Given a grammar G, "∃k. G ∊ LR(k)" is undecidable.

Therefore, the best we can do in general is try constructing a parser for LR(0), then LR(1), LR(2), etc. At some point you will succeed, or you may at some point give up when k becomes large.

This specific grammar

In this specific case, I happen to know that the grammar you give is LALR(1), which means it must therefore be LR(1). I know this because I have written LALR parsers for similar languages. It can't be LR(0) for obvious reasons (the grammar {A -> x, A -> A + x} is not LR(0)).

The sample grammar is (almost) an operator precedence grammar, or Floyd grammar (FG). To make it an FG, you'd have to macro-expand the non-terminals whose right-hand sides consist of only a single terminal, because operator precedence grammars must be operator grammars, and an operator grammar has the feature that no right-hand side has two consecutive non-terminals.

All operator-precedence grammars are LR(1). It's also trivial to show whether or not an operator grammar has the precedence property, and particularly trivial in the case that every terminal appears in precisely one right-hand side, as in your grammar.
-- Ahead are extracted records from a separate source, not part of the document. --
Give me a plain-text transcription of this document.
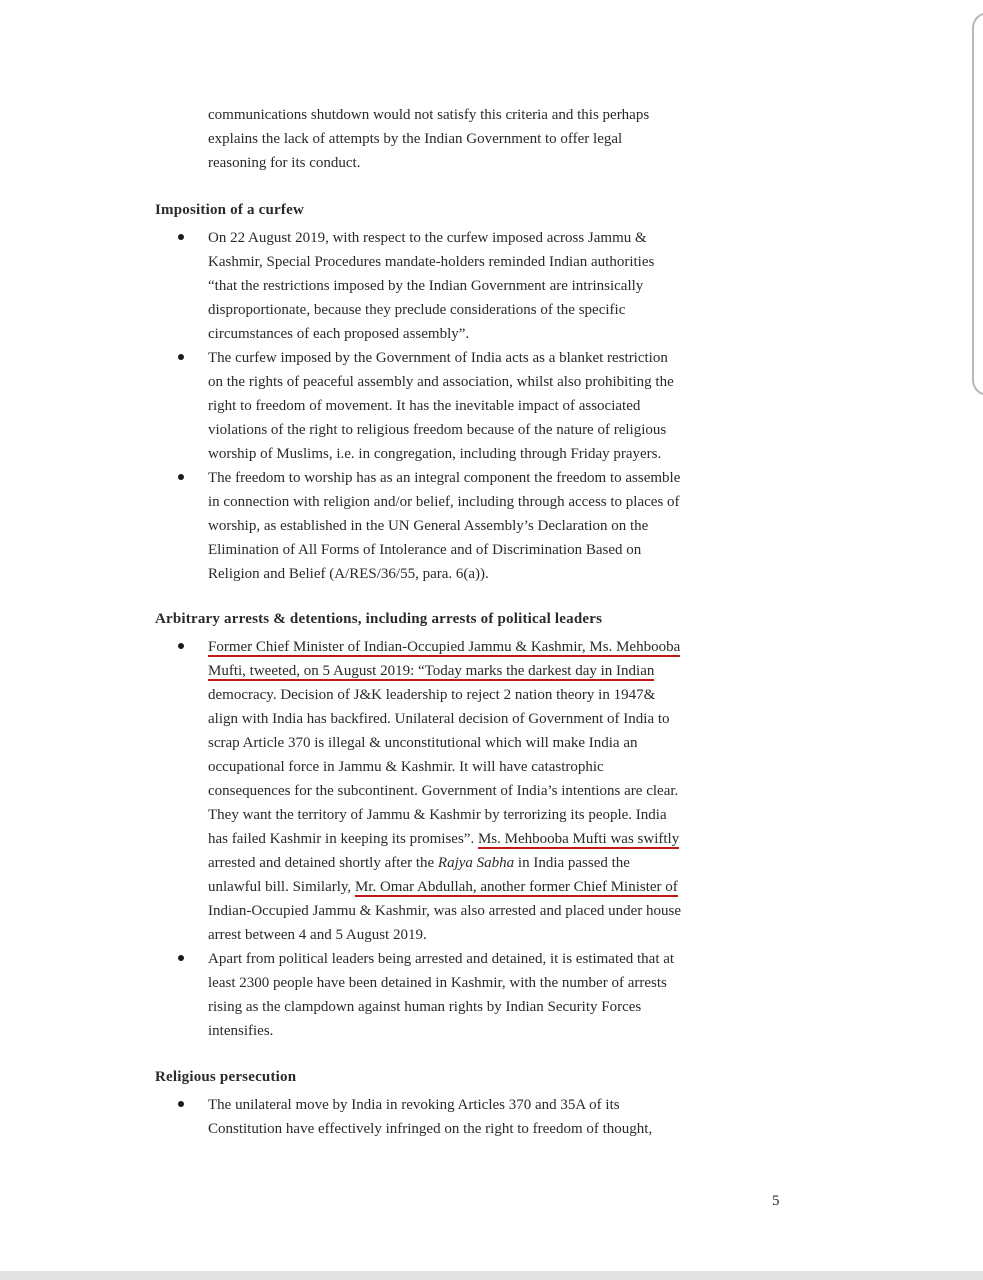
communications shutdown would not satisfy this criteria and this perhaps
explains the lack of attempts by the Indian Government to offer legal
reasoning for its conduct.

Imposition of a curfew

On 22 August 2019, with respect to the curfew imposed across Jammu &
Kashmir, Special Procedures mandate-holders reminded Indian authorities
“that the restrictions imposed by the Indian Government are intrinsically
disproportionate, because they preclude considerations of the specific
circumstances of each proposed assembly”.

The curfew imposed by the Government of India acts as a blanket restriction
on the rights of peaceful assembly and association, whilst also prohibiting the
right to freedom of movement. It has the inevitable impact of associated
violations of the right to religious freedom because of the nature of religious
worship of Muslims, i.e. in congregation, including through Friday prayers.

The freedom to worship has as an integral component the freedom to assemble
in connection with religion and/or belief, including through access to places of
worship, as established in the UN General Assembly’s Declaration on the
Elimination of All Forms of Intolerance and of Discrimination Based on
Religion and Belief (A/RES/36/55, para. 6(a)).

Arbitrary arrests & detentions, including arrests of political leaders

Former Chief Minister of Indian-Occupied Jammu & Kashmir, Ms. Mehbooba
Mufti, tweeted, on 5 August 2019: “Today marks the darkest day in Indian
democracy. Decision of J&K leadership to reject 2 nation theory in 1947&
align with India has backfired. Unilateral decision of Government of India to
scrap Article 370 is illegal & unconstitutional which will make India an
occupational force in Jammu & Kashmir. It will have catastrophic
consequences for the subcontinent. Government of India’s intentions are clear.
They want the territory of Jammu & Kashmir by terrorizing its people. India
has failed Kashmir in keeping its promises”. Ms. Mehbooba Mufti was swiftly
arrested and detained shortly after the Rajya Sabha in India passed the
unlawful bill. Similarly, Mr. Omar Abdullah, another former Chief Minister of
Indian-Occupied Jammu & Kashmir, was also arrested and placed under house
arrest between 4 and 5 August 2019.

Apart from political leaders being arrested and detained, it is estimated that at
least 2300 people have been detained in Kashmir, with the number of arrests
rising as the clampdown against human rights by Indian Security Forces
intensifies.

Religious persecution

The unilateral move by India in revoking Articles 370 and 35A of its
Constitution have effectively infringed on the right to freedom of thought,

5
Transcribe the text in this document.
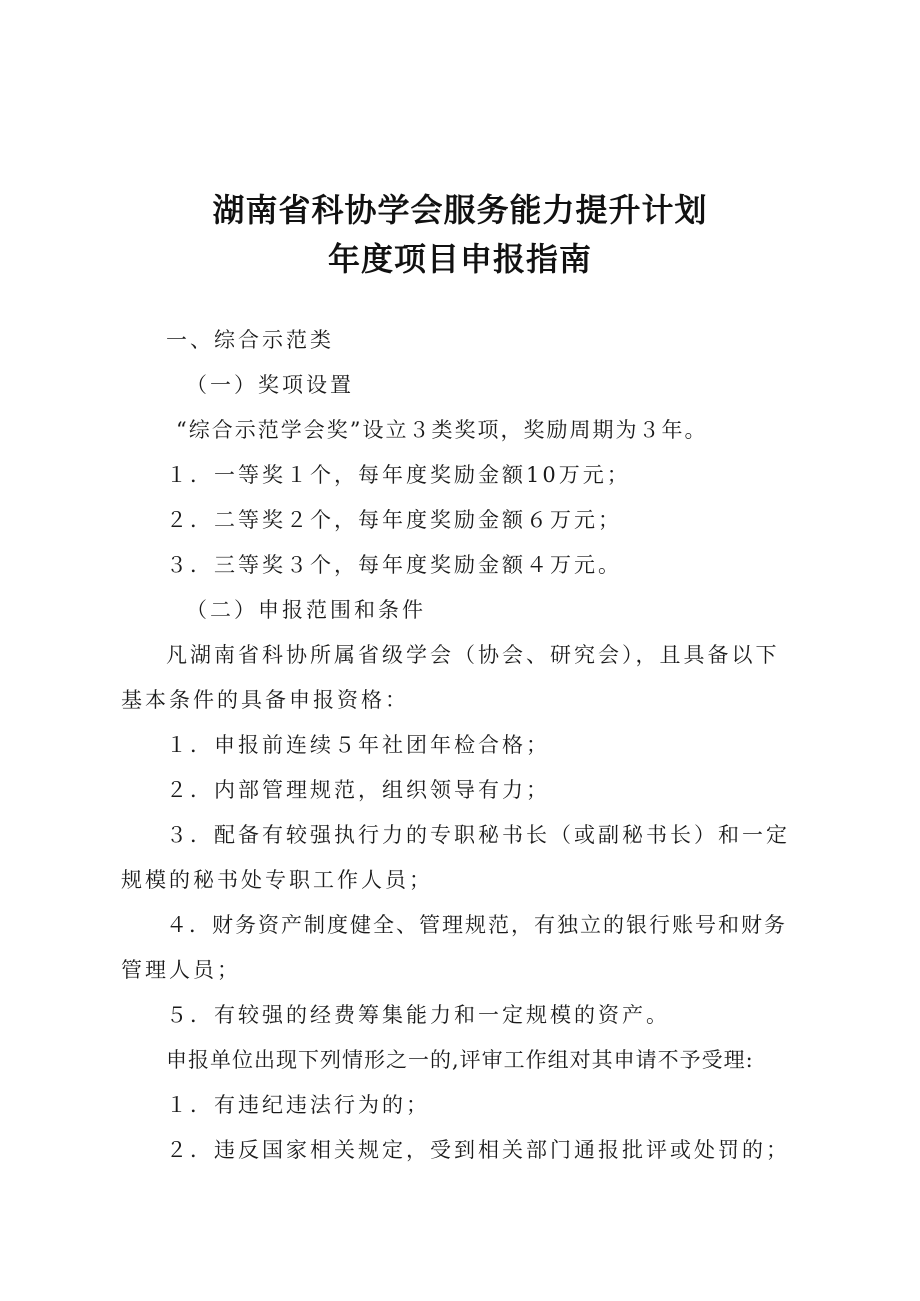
湖南省科协学会服务能力提升计划
年度项目申报指南
一、综合示范类
（一）奖项设置
“综合示范学会奖”设立３类奖项，奖励周期为３年。
１．一等奖１个，每年度奖励金额10万元；
２．二等奖２个，每年度奖励金额６万元；
３．三等奖３个，每年度奖励金额４万元。
（二）申报范围和条件
凡湖南省科协所属省级学会（协会、研究会），且具备以下
基本条件的具备申报资格：
１．申报前连续５年社团年检合格；
２．内部管理规范，组织领导有力；
３．配备有较强执行力的专职秘书长（或副秘书长）和一定
规模的秘书处专职工作人员；
４．财务资产制度健全、管理规范，有独立的银行账号和财务
管理人员；
５．有较强的经费筹集能力和一定规模的资产。
申报单位出现下列情形之一的,评审工作组对其申请不予受理:
１．有违纪违法行为的；
２．违反国家相关规定，受到相关部门通报批评或处罚的；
An operator grammar in which every terminal appears in precisely one right-hand side is always an operator-precedence grammar [1] and consequently always LR(1).

FGs are a large class of grammars, some of them even useful (Algol 60, for example, was described by an FG) for which it is easy to answer the question about them being LR(k) for some k, since the answer is always "yes, with K == 1". Just for precision, here are the properties. We use the normal convention where a grammar G is a 4-tuple (N, Σ, P, S) where N is a set of non-terminals; Σ is a set of terminals, P is a set of productions, and S is the start symbol. We write V for N ⋃ Σ. In any grammar, we have:

N ⋂ Σ = ∅
S ∈ N
P ⊂ V+ × V*

The "context-free" requirement restricts P so every left-hand-side is a single non-terminal:

P ⊂ Σ × V*

In an operator grammar, P is further restricted: no right-hand side is either empty, and no right-hand side has two consecutive non-terminals:

P ⊂ Σ × (V+ − V*ΣΣV*)

In an operator precedence grammar, we define three precedence relations, ⋖, ⋗ and ≐. These are defined in terms of the relations Leads and Trails [2], where `

T Leads V iff T is the first terminal in some string derived from V
T Trails V iff T is the last terminal in some string derived from V

Then:

t1 ⋖ t2 iff ∃v ϶ t2 Leads v ∧ N→V*t1vV* ∈ P
t1 ⋗ t2 iff ∃v ϶ t1 Trails v ∧ N→V*vt2V* ∈ P
t1 ≐ t2 iff N→V*t1t2V* ∈ P ∨ N→V*t1V't2V* ∈ P

An intuitive way of thinking about those relations is this: Normally when we do the derivations, we just substitute RHS for LHS, but suppose we substitute ⋖ RHS ⋗ instead. Then we can modify a derivation by dropping the non-terminals and collapsing strings of consecutive ⋖ and ⋗ to single symbols, and finally adding ≐ between any two consecutive terminals which have no intervening operator. From that, we just read off the relations.

Now, we can perform that computation on any operator grammar, but there is nothing which forces the above relations to be exclusive. An operator grammar is a Floyd grammar precisely if those three relations are mutually exclusive.

Verifying that an operator grammar has mutually exclusive precedence relations is straight-forward; Leads and Trails require a transitive closure over First and Last, which is roughly O(|G|2) (it's actually the product of the number of non-terminals and the number of productions); from there, the precedence relations can be computed with a single linear scan over all productions in the grammar, which is O(|G|).